Sistem hutang piutang
yang sering terjadi sudah menggunakan qarḍ al-ḥasan sebab orang yang berhutang tidak dikenakan
kelebihan pembayaran diawal akad, hanya saja ketika diakhir akad atau akad
sudah berakhir orang yang berhutang memberikan fee atau hadiah sebagai tanda
terimakasih dan jumlah kelebihan yang diberikan orang yang berhutang tidak ada
kesepakatan.
Sifat al-Qarḍ tidak memberi keuntungan finansial. Karena
itu, pendanaaan qardh dapat diambil menurut kategori berikut:
1.
Al-Qarḍ yang diperlukan untuk membantu keuangan nasabah secara cepat dari berjangka
pendek. Talangan dana di atas diambilkan dari modal.
2.
Al-Qarḍ yang diperlukan untuk membentuk usaha sangat kecil dan keperluan
sosial, dapat bersumber dari dana zakat, infak, dan sedekah.
Di samping sumber
dana umat, para praktisi dan juga ulama, melihat adanya sumber dana lain yang
dapat dialokasikan untuk qarḍ al ḥasan, yaitu pendapatan-pendapatan yang
diragukan. Salah satu pertimbangan pemanfaatan dana-dana ini adalah kaidah akhaf
fudhararain (mengambil mudarat yang lebih kecil). Hal ini mengingat jika dana
umat Islam dibiarkan dilembaga-lembaga non muslim mungkin dapat digunakan untuk
sesuatu yang merugikan Islam, misalnya dana kaum muslimin arab di Bank-bank
Yahudi Switzerland. Oleh karenanya, dana
yang parkir tersebut lebih baik diambil dan dimanfaatkan untuk penanggulangan
bencana alam atau membantu duafa’.[1]
Jika bertitik tolak
pada penjelasan diatas pada point 2 dijelaskan bahwa dana zakat boleh saja
dihutangkan untuk memanfaatkan dana orang muslim agar bisa manfaat kepada orang
muslim yang lain sebab jika dana ini dikelola oleh non muslim bisa jadi akan
merugikan orang muslim tetapi perlu diingat bahwa dana yang dihutangkan tidak boleh
mengambil keuntungan sebab dalam akad qarḍ tidak diperbolehkan mengambil keuntungan dari
uang atau dana yang dihutangkan.
Diperbolehkan jika uang
kelebihan yang didapat dari akad qarḍ tersebut untuk biaya administrasi atau hadiah dan hal ini tidak terjadi
diawal akad melainkan terjadi ketika pertengahan akad atau saat berakhirnya
akad.
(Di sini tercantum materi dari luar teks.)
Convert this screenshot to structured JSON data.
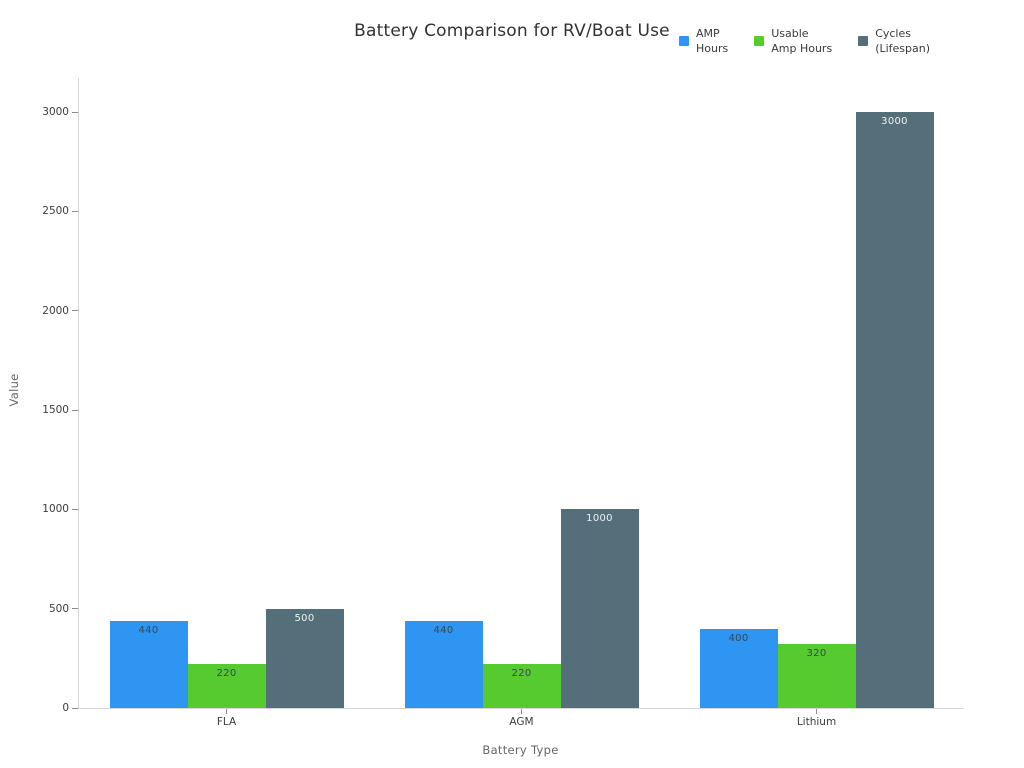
{
  "chart_data": {
    "type": "bar",
    "title": "Battery Comparison for RV/Boat Use",
    "xlabel": "Battery Type",
    "ylabel": "Value",
    "categories": [
      "FLA",
      "AGM",
      "Lithium"
    ],
    "series": [
      {
        "name": "AMP Hours",
        "legend_lines": [
          "AMP",
          "Hours"
        ],
        "color": "#2E95F2",
        "label_color": "#37474F",
        "values": [
          440,
          440,
          400
        ]
      },
      {
        "name": "Usable Amp Hours",
        "legend_lines": [
          "Usable",
          "Amp Hours"
        ],
        "color": "#55CB2F",
        "label_color": "#37474F",
        "values": [
          220,
          220,
          320
        ]
      },
      {
        "name": "Cycles (Lifespan)",
        "legend_lines": [
          "Cycles",
          "(Lifespan)"
        ],
        "color": "#546E7A",
        "label_color": "#EFF3F5",
        "values": [
          500,
          1000,
          3000
        ]
      }
    ],
    "ylim": [
      0,
      3000
    ],
    "yticks": [
      0,
      500,
      1000,
      1500,
      2000,
      2500,
      3000
    ],
    "grid": false,
    "legend_position": "top-right",
    "bar_value_labels": true
  },
  "style": {
    "background": "#FFFFFF",
    "axis_line_color": "#D8D8D8",
    "tick_color": "#8A8A8A",
    "tick_label_color": "#3D3D3D",
    "axis_title_color": "#666666",
    "title_color": "#323232"
  }
}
Barang yang dibolehkan dalam qarḍ yaitu harta yang satuan barangnya tidak berbeda yang mengakibatkan
perbedaan nilainya, seperti barang-barang yang ditakar, ditimbang, dijual
satuan dengan ukuran yang tidak jauh berbeda antara yang satu dengan yang lain.[2] Sesuai
dengan al-Qur’an surat al-Baqarah ayat 188, sebagai berikut:
وَ لاَ تَأْكُلُوا أَمْوَالَ النَّاسِ بِالْبَاطِلِ وَ تُدْلُوا بِهاَ
إِلَى الْحُكَّامِ لِتَأْكُلُوا فَرِيْقاً مِنْ أَمْوالِ النَّاسِ بِالإِثْمِ وَ
أَنْتُمْ تَعْلَمُونَ
“Dan janganlah kamu makan harta diantara kamu dengan jalan
yang batil, dan (janganlah) kamu menyuap dengan harta itu kepada para hakim,
dengan maksud agar kamu dapat memakan sebagian harta orang lain itu dengan
jalan dosa, padahal kamu mengetahui.” (Qs. Al-Baqarah: 188)
Atas dasar ini maka
perjudian, penipuan, perampasan, pengingkaran hak, dan lain-lain tidak
diperbolehkan. selain itu, jika ada yang melangsungkan akad, maka pihak yang
bertransaksi haruslah pemilik barang tersebut atau wakil dari pemilik barang tersebut
atau wakil dari pemilik barang atau yang diberi wasiat.[3] Jelas
bahwa amil zakat melakukan praktik hutang piutang dengan menggunakan dana yang
bukan miliknya penuh, amil berwenang mendayagunakan dana zakat tersebut, selama
mustahik telah mendapatkan hak miliknya dengan cara didistribusikan terlebih dahulu, sesuai dengan pasal 27 ayat
(2) Undang-undang No. 23 tahun 2011
tentang pengelolaan zakat. Dalam hal ini,
hak mustahik tergolong pada posisi hak pertengahan, di mana ia dapat menuntut
kepemilikan atas dana zakat tersebut.
Praktik hutang
piutang harta zakat, ditinjau dengan menggunakan maṣlahah mursalah tidak tepat.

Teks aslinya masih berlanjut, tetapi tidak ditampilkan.